第三十九話 冷たい風
「急だけど、ごめんなさいね。琴子さんにしか頼めなくて……猫たちの事をお願いします。詳しい事は、向こうに着いてから連絡しますから……」
千紗がスーツケースに服を投げ込み、手当たり次第に詰め込みながら、琴子に頼んでいる。
戸惑った様子の琴子と猫たちを残して、千紗は慌ただしく玄関に向かい出て行ってしまった。
呆気に取られた様子の猫たちと琴子は、これからしばらくの間、千紗の家での共同生活を送ることになったのだ。
『なぁ、千紗は大丈夫か?』
『多分……パパに何か……何かがあったみたい』
ミイが心配そうにキズナに答えた。
『前から気になってたが、離れてるパパの様子が、なんで分かるんだ?』
『それは……。……』
『……ん?なんだよ、秘密ってか?』
ミイの様子を察したキズナは、そっと静かにその場をはなれた。
ミイだけの時間と空間を確保するために、キズナはほかの猫たちにそっと耳打ちをする。
『おい、お前ら。騒いだり遊びたくても、ミイから寄ってくるまでは……大人しくしてるんだぞ、分かったか。頼むぞ』
猫たちは、窓辺にいるミイを見てから、キズナに向かって黙ったままで、大きく頷いた。
ミイは、相変わらず窓の外の世界……空をじっと見つめたまま座り続けていた。青空には、白い雲が筋状に数本流れている。ミイが心の中で呟いた。
『……龍神が……どこに?』
洗濯物を干し終えた琴子が、ゆっくりした足音で居間に近づいてきた。一塊になっていた猫たちの中から、キズナがスッと立ち上がった。
「にゃーん(千紗から連絡は?)」
「ううん、まだないの」
「にゃーん(パパに何かあったとミイが言ってたんだ)」
「えっ、そうなの?何故分かるのかしら……」
その時、琴子のどこかが震え、唸り声を出し始めた。
琴子が慌てて、ポケットからスマホを取り出し、耳に押し当てた。
そして、話しながら足早に居間から出ていく琴子の後ろ姿を、キズナは座ったまま注意深く見つめている。
『あの四角い板が出す唸り声、どんなヤツが出しているんだろう。

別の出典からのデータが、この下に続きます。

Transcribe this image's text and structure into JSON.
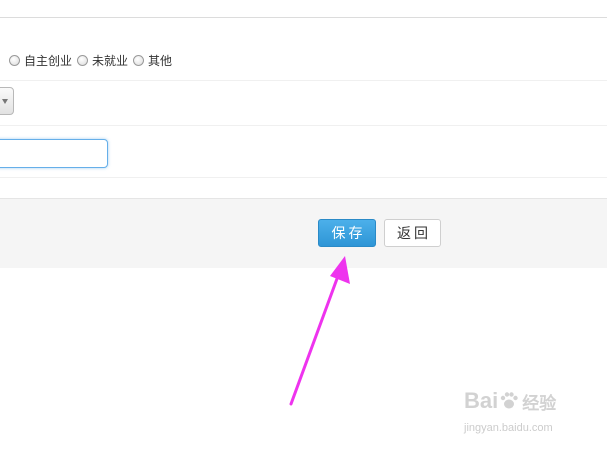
{
  "form": {
    "radio_options": [
      {
        "label": "自主创业",
        "checked": false
      },
      {
        "label": "未就业",
        "checked": false
      },
      {
        "label": "其他",
        "checked": false
      }
    ],
    "text_input": {
      "value": ""
    }
  },
  "footer": {
    "save_label": "保存",
    "back_label": "返回"
  },
  "colors": {
    "accent": "#33a0e0",
    "annotation": "#ee33ee",
    "footer_bg": "#f5f5f5"
  },
  "watermark": {
    "brand_left": "Bai",
    "brand_right": "经验",
    "url": "jingyan.baidu.com"
  }
}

まぁ、体は小さなヤツだな』
冷たい風が枯葉を巻きながら、あちらこちらに枯葉の小さな塊や小山を作っている。
外の世界……黒猫のねぐらで、アオは黒猫と一緒に身を寄せ合い、丸まりながら夢を見ていた。
最初の記憶……野良猫でボスに出会ったこと、ボスの命令通りに生まれ変わりで白猫になったこと、ボスやミイが守る千紗との出会い……そして、自分も千紗を守る為に外の世界に飛び出したことを……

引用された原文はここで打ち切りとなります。